Cardholders be careful before choosing part-pay bill payment option

Credit cardholder’s be careful in making your bill payments otherwise outstanding amount on card can cost you dear. Therefore cardholders must go through the terms and conditions properly before choosing to part-pay their bills. The card issuers charge the interest not just on the outstanding balance even though cardholder has paid a major chunk of the billed amount, but on all subsequent transaction.

In fact many of the savvy cardholders are aware about this common banking practice of revolving credit but many of them are not aware especially the new ones.

A senior banker explains with an example that how bank levies interest: "Suppose you pay 90% of the billed amount and only 10% is left. The next month (in the following billing cycle), you have to pay interest from the date of the first purchase." So effectively, the consumer loses out on the interest-free credit period. "If you part-pay," an industry expert emphasizes, "not only do you pay interest on the outstanding amount, you also lose interest-free credit facility. Your meter starts as soon as you use your card thereafter." (Incidentally, in case of cash withdrawals, interest charges are levied from the date of transaction).
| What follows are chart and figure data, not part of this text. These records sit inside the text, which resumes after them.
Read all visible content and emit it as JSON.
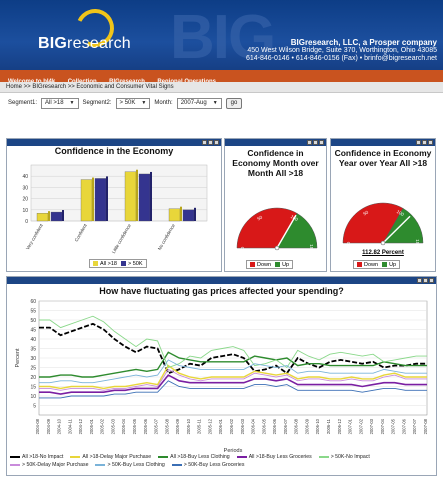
{
  "header": {
    "logo_bold": "BIG",
    "logo_light": "research",
    "big_watermark": "BIG",
    "company": "BIGresearch, LLC, a Prosper company",
    "address": "450 West Wilson Bridge, Suite 370, Worthington, Ohio 43085",
    "phone": "614-846-0146 • 614-846-0156 (Fax) • brinfo@bigresearch.net"
  },
  "nav": {
    "items": [
      "Welcome to bl4k",
      "Collection",
      "BIGresearch",
      "Regional Operations"
    ]
  },
  "breadcrumb": "Home >> BIGresearch >> Economic and Consumer Vital Signs",
  "filters": {
    "segment1_label": "Segment1:",
    "segment1_value": "All >18",
    "segment2_label": "Segment2:",
    "segment2_value": "> 50K",
    "month_label": "Month:",
    "month_value": "2007-Aug",
    "go_label": "go"
  },
  "colors": {
    "header_blue": "#1c4f9e",
    "nav_orange": "#c9531f",
    "panel_bar": "#1c4585",
    "series_yellow": "#e8d63a",
    "series_navy": "#34348f",
    "down_red": "#d81818",
    "up_green": "#2e8b2e"
  },
  "panels": {
    "confidence_economy": {
      "title": "Confidence in the Economy",
      "legend": [
        "All >18",
        "> 50K"
      ]
    },
    "month_over_month": {
      "title": "Confidence in Economy Month over Month All >18",
      "legend": [
        "Down",
        "Up"
      ]
    },
    "year_over_year": {
      "title": "Confidence in Economy Year over Year All >18",
      "percent_label": "112.82 Percent",
      "legend": [
        "Down",
        "Up"
      ]
    },
    "gas_prices": {
      "title": "How have fluctuating gas prices affected your spending?"
    }
  },
  "chart_data": [
    {
      "type": "bar",
      "title": "Confidence in the Economy",
      "categories": [
        "Very confident",
        "Confident",
        "Little confidence",
        "No confidence"
      ],
      "series": [
        {
          "name": "All >18",
          "values": [
            7,
            37,
            44,
            11
          ]
        },
        {
          "name": "> 50K",
          "values": [
            8,
            38,
            42,
            10
          ]
        }
      ],
      "ylim": [
        0,
        50
      ],
      "yticks": [
        0,
        10,
        20,
        30,
        40
      ]
    },
    {
      "type": "gauge",
      "title": "Confidence in Economy Month over Month All >18",
      "ticks": [
        "0",
        "50",
        "100",
        "150"
      ],
      "value": 100,
      "range": [
        0,
        150
      ]
    },
    {
      "type": "gauge",
      "title": "Confidence in Economy Year over Year All >18",
      "ticks": [
        "0",
        "50",
        "100",
        "150"
      ],
      "value": 112.82,
      "range": [
        0,
        150
      ]
    },
    {
      "type": "line",
      "title": "How have fluctuating gas prices affected your spending?",
      "xlabel": "Periods",
      "ylabel": "Percent",
      "ylim": [
        0,
        60
      ],
      "yticks": [
        5,
        10,
        15,
        20,
        25,
        30,
        35,
        40,
        45,
        50,
        55,
        60
      ],
      "x": [
        "2004-08",
        "2004-09",
        "2004-10",
        "2004-11",
        "2004-12",
        "2005-01",
        "2005-02",
        "2005-03",
        "2005-04",
        "2005-05",
        "2005-06",
        "2005-07",
        "2005-08",
        "2005-09",
        "2005-10",
        "2005-11",
        "2005-12",
        "2006-01",
        "2006-02",
        "2006-03",
        "2006-04",
        "2006-05",
        "2006-06",
        "2006-07",
        "2006-08",
        "2006-09",
        "2006-10",
        "2006-11",
        "2006-12",
        "2007-01",
        "2007-02",
        "2007-03",
        "2007-04",
        "2007-05",
        "2007-06",
        "2007-07",
        "2007-08"
      ],
      "series": [
        {
          "name": "All >18-No Impact",
          "values": [
            46,
            46,
            42,
            44,
            46,
            48,
            45,
            40,
            36,
            33,
            36,
            35,
            22,
            24,
            27,
            26,
            30,
            31,
            32,
            30,
            23,
            24,
            26,
            22,
            30,
            27,
            25,
            28,
            29,
            28,
            27,
            28,
            25,
            26,
            26,
            27,
            27
          ]
        },
        {
          "name": "All >18-Delay Major Purchase",
          "values": [
            15,
            15,
            14,
            15,
            15,
            15,
            14,
            15,
            15,
            16,
            17,
            16,
            26,
            22,
            20,
            19,
            20,
            20,
            20,
            20,
            23,
            22,
            21,
            22,
            19,
            20,
            20,
            19,
            19,
            20,
            19,
            19,
            21,
            22,
            20,
            20,
            20
          ]
        },
        {
          "name": "All >18-Buy Less Clothing",
          "values": [
            20,
            20,
            21,
            21,
            20,
            20,
            21,
            22,
            23,
            24,
            23,
            24,
            33,
            30,
            29,
            28,
            28,
            28,
            28,
            28,
            31,
            30,
            29,
            30,
            26,
            27,
            27,
            26,
            26,
            26,
            26,
            26,
            28,
            27,
            26,
            26,
            26
          ]
        },
        {
          "name": "All >18-Buy Less Groceries",
          "values": [
            12,
            12,
            11,
            12,
            12,
            12,
            12,
            13,
            13,
            14,
            14,
            14,
            21,
            18,
            17,
            17,
            17,
            17,
            17,
            17,
            19,
            19,
            18,
            19,
            16,
            16,
            16,
            16,
            16,
            16,
            15,
            16,
            17,
            17,
            16,
            16,
            16
          ]
        },
        {
          "name": "> 50K-No Impact",
          "values": [
            50,
            50,
            46,
            48,
            50,
            52,
            49,
            44,
            40,
            36,
            40,
            39,
            25,
            27,
            31,
            30,
            34,
            35,
            36,
            34,
            26,
            27,
            29,
            25,
            34,
            31,
            29,
            32,
            33,
            32,
            31,
            32,
            28,
            29,
            30,
            31,
            31
          ]
        },
        {
          "name": "> 50K-Delay Major Purchase",
          "values": [
            14,
            14,
            13,
            14,
            14,
            14,
            13,
            14,
            14,
            15,
            16,
            15,
            24,
            21,
            19,
            18,
            19,
            19,
            19,
            19,
            22,
            21,
            20,
            21,
            18,
            19,
            19,
            18,
            18,
            19,
            18,
            18,
            20,
            21,
            19,
            19,
            19
          ]
        },
        {
          "name": "> 50K-Buy Less Clothing",
          "values": [
            17,
            17,
            18,
            18,
            17,
            17,
            18,
            19,
            20,
            21,
            20,
            21,
            29,
            26,
            25,
            24,
            24,
            24,
            24,
            24,
            27,
            26,
            25,
            26,
            22,
            23,
            23,
            22,
            22,
            22,
            22,
            22,
            24,
            23,
            22,
            22,
            22
          ]
        },
        {
          "name": "> 50K-Buy Less Groceries",
          "values": [
            9,
            9,
            9,
            10,
            10,
            10,
            10,
            11,
            11,
            12,
            12,
            12,
            18,
            15,
            14,
            14,
            14,
            14,
            14,
            14,
            16,
            16,
            15,
            16,
            13,
            13,
            13,
            13,
            13,
            13,
            12,
            13,
            14,
            14,
            13,
            13,
            13
          ]
        }
      ]
    }
  ]
}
Banking ombudsman official points out that pre-determined charge are mentioned in the booklet which comes along with the card. "It covers all terms and conditions, but few bother to read it." Thus cardholder cannot challenge these charges, at the banking ombudsman’s level, as the cardholder has accepted the terms by duly signing up for the card.

RBI through 2007 master circular on credit card operations of banks have made it mandatory for the banks to clearly mention the charges. It states: "Card issuers should quote annualized percentage rates (APR) on card products (separately for retail purchase and for cash advance, if different). The method of calculation of APR should be given with a couple of examples for better comprehension. The manner in which the outstanding unpaid amount will be included for calculation of interest should also be specifically shown with prominence in all monthly statements... These aspects may be shown in the welcome kit in addition to being shown in the monthly statement."

The fair practice code of the Indian Banks’ Association, adopted by its member banks, too promises, "We will send a service guide/member booklet giving detailed terms and conditions, interest and charges applicable and other relevant information with respect to usage of your credit card along with your first credit card." For the help of the consumer’s card issuing banks have put the information on their websites.

Recently banks have hiked the interest rates on credit card therefore bankers recommend cardholders to use it only as a short-term credit facility. They advise consumers who might face a repayment crunch to opt for an EMI (equated monthly installment) option—in the first place. They say however, the interest rate too works out to 18-24%, which is quite lower than the interest paid on credit card’s outstanding balance.

But here the consumers have to be careful because the EMI option is normally valid only for a particular transactions and not the outstanding balance. "If you are not able to pay your card bills, take a personal loan," a banker recommends.